Her iki ülkede de dış politikaların ayaklanmadaki etkileri neredeyse yok. Yozlaşma, zayıf ekonomik ve sosyal şartlar ile rejimin zalimliğine karşı öfke, kitlesel gösterilerin nedeniydi.
El-Cezire web sitesindeki bir blog yazarı, mesleği göz doktoru olan Başkan Esad’la ilgili olarak şu sözleri sarf etti: “Halkımız sulta, yozlaşma, baskı, adaletsizlik, eşitsizlik ve yoksulluk altında yaşamaya artık istemiyor. İtaat zamanı bitti ve artık gitme vaktiniz geldi, Doktor”.
İdaredeki Baas Partisi, ülkeyi İsrail ve Birleşik Devletler’e karşı birleştirme iddiasıyla muhalefete aman vermemek için sıklıkla ölümcül güce başvurdu.
Başkan Beşir El-Esad’ın babası Hafız, 1982 Hama isyanını bastırmak için ağır silahlar kullanmış, binlerce kişi hayatını kaybetmişti.
Bu hafta bazı göstericiler, insan hakları ihlalleri ve sert uygulamaları nedeniyle korkulu Cumhuriyet Muhafızları’nın başı Başkan Esad’ın kardeşi Mahir Esad’a karşı tepkilerini dile getirdi.

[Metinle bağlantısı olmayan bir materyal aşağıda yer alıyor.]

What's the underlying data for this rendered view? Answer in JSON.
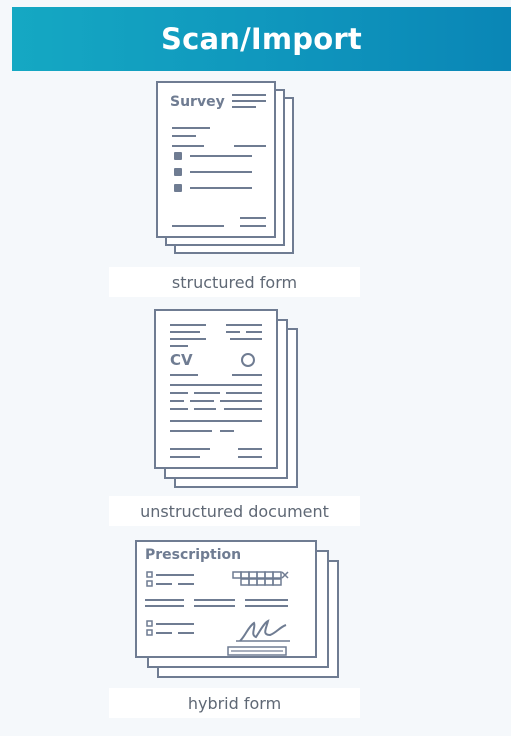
{
  "header": {
    "title": "Scan/Import"
  },
  "items": [
    {
      "label": "structured form",
      "doc_title": "Survey"
    },
    {
      "label": "unstructured document",
      "doc_title": "CV"
    },
    {
      "label": "hybrid form",
      "doc_title": "Prescription"
    }
  ],
  "colors": {
    "header_gradient": [
      "#15a8c3",
      "#0a86b6"
    ],
    "doc_stroke": "#6f7c92",
    "doc_fill": "#ffffff",
    "background": "#f5f8fb"
  },
  "icons": [
    "survey-document-icon",
    "cv-document-icon",
    "prescription-document-icon",
    "signature-icon",
    "envelope-icon"
  ]
}
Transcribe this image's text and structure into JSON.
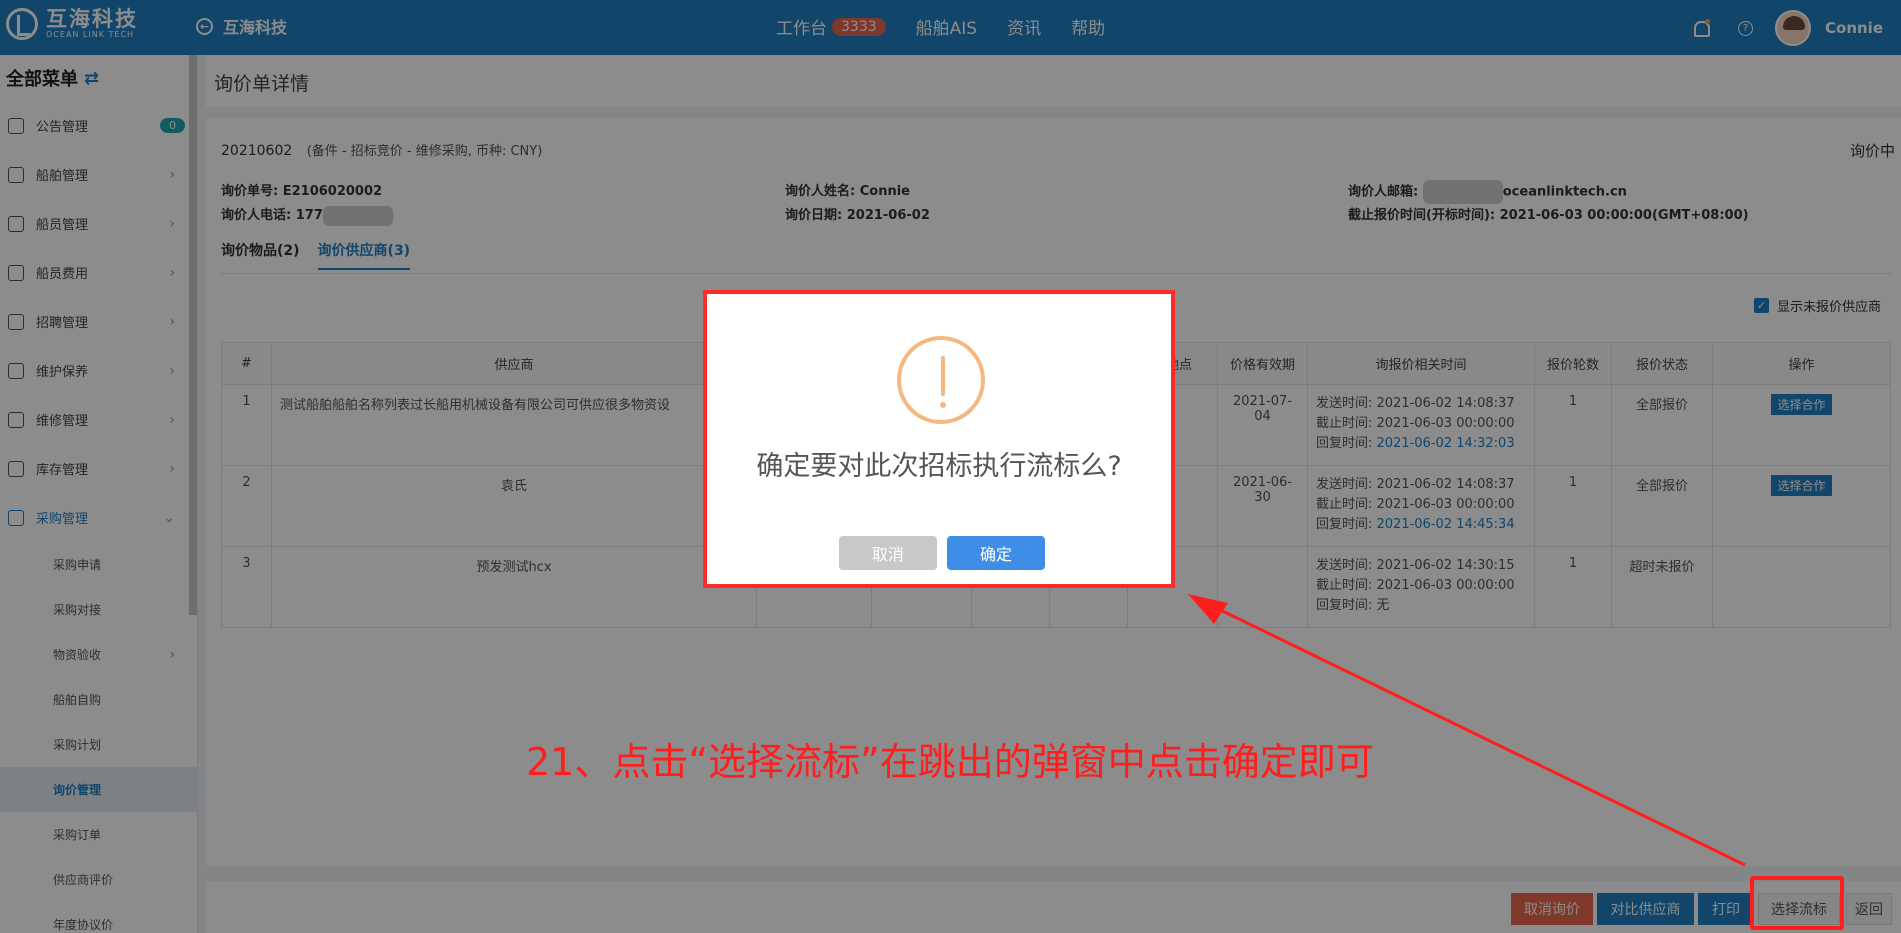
{
  "brand": {
    "name_cn": "互海科技",
    "name_en": "OCEAN LINK TECH"
  },
  "header": {
    "back_label": "互海科技",
    "workbench": "工作台",
    "workbench_count": "3333",
    "ais": "船舶AIS",
    "news": "资讯",
    "help": "帮助",
    "user": "Connie"
  },
  "sidebar": {
    "title": "全部菜单",
    "swap_icon": "⇄",
    "notice": {
      "label": "公告管理",
      "count": "0"
    },
    "items": [
      "船舶管理",
      "船员管理",
      "船员费用",
      "招聘管理",
      "维护保养",
      "维修管理",
      "库存管理"
    ],
    "purchase": "采购管理",
    "sub_items": [
      "采购申请",
      "采购对接",
      "物资验收",
      "船舶自购",
      "采购计划",
      "询价管理",
      "采购订单",
      "供应商评价",
      "年度协议价"
    ]
  },
  "page": {
    "title": "询价单详情"
  },
  "inquiry": {
    "number": "20210602",
    "meta": "(备件 - 招标竞价 - 维修采购, 币种: CNY)",
    "status": "询价中",
    "order_no": "询价单号: E2106020002",
    "phone": "询价人电话: 177",
    "name": "询价人姓名: Connie",
    "date": "询价日期: 2021-06-02",
    "email_label": "询价人邮箱:",
    "email_suffix": "oceanlinktech.cn",
    "deadline": "截止报价时间(开标时间): 2021-06-03 00:00:00(GMT+08:00)"
  },
  "tabs": [
    "询价物品(2)",
    "询价供应商(3)"
  ],
  "show_unquoted": "显示未报价供应商",
  "table": {
    "headers": [
      "#",
      "供应商",
      "",
      "",
      "",
      "",
      "货地点",
      "价格有效期",
      "询报价相关时间",
      "报价轮数",
      "报价状态",
      "操作"
    ],
    "rows": [
      {
        "no": "1",
        "supplier": "测试船舶船舶名称列表过长船用机械设备有限公司可供应很多物资设",
        "validity": "2021-07-04",
        "sent": "发送时间: 2021-06-02 14:08:37",
        "deadline": "截止时间: 2021-06-03 00:00:00",
        "reply_label": "回复时间: ",
        "reply": "2021-06-02 14:32:03",
        "rounds": "1",
        "status": "全部报价",
        "op": "选择合作"
      },
      {
        "no": "2",
        "supplier": "袁氏",
        "validity": "2021-06-30",
        "sent": "发送时间: 2021-06-02 14:08:37",
        "deadline": "截止时间: 2021-06-03 00:00:00",
        "reply_label": "回复时间: ",
        "reply": "2021-06-02 14:45:34",
        "rounds": "1",
        "status": "全部报价",
        "op": "选择合作"
      },
      {
        "no": "3",
        "supplier": "预发测试hcx",
        "validity": "",
        "sent": "发送时间: 2021-06-02 14:30:15",
        "deadline": "截止时间: 2021-06-03 00:00:00",
        "reply_label": "回复时间: ",
        "reply": "无",
        "rounds": "1",
        "status": "超时未报价",
        "op": ""
      }
    ]
  },
  "footer": {
    "cancel": "取消询价",
    "compare": "对比供应商",
    "print": "打印",
    "fail": "选择流标",
    "back": "返回"
  },
  "modal": {
    "message": "确定要对此次招标执行流标么?",
    "cancel": "取消",
    "confirm": "确定"
  },
  "annotation": "21、点击“选择流标”在跳出的弹窗中点击确定即可",
  "colors": {
    "primary": "#1f7fc1",
    "danger": "#e8664c",
    "annotation": "#ff1e1e",
    "warning": "#f5b880"
  }
}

FreeSyria. Org’daki köşe yazısında “Bugün Suriye’de özgürlük ruhu tüm ülkeyi dolaşıyor” diyen El-Türk şöyle devam ediyor: “Son 3 aydır Arap dünyasında esen değişim rüzgârları nihayet Suriye adındaki büyük hapishanenin de kapısını çalmaya geldi”.
*Arap gazeteci-yazar.
Bu makale Oğuz Eser tarafından Timeturk.Com için tercüme edilmiştir.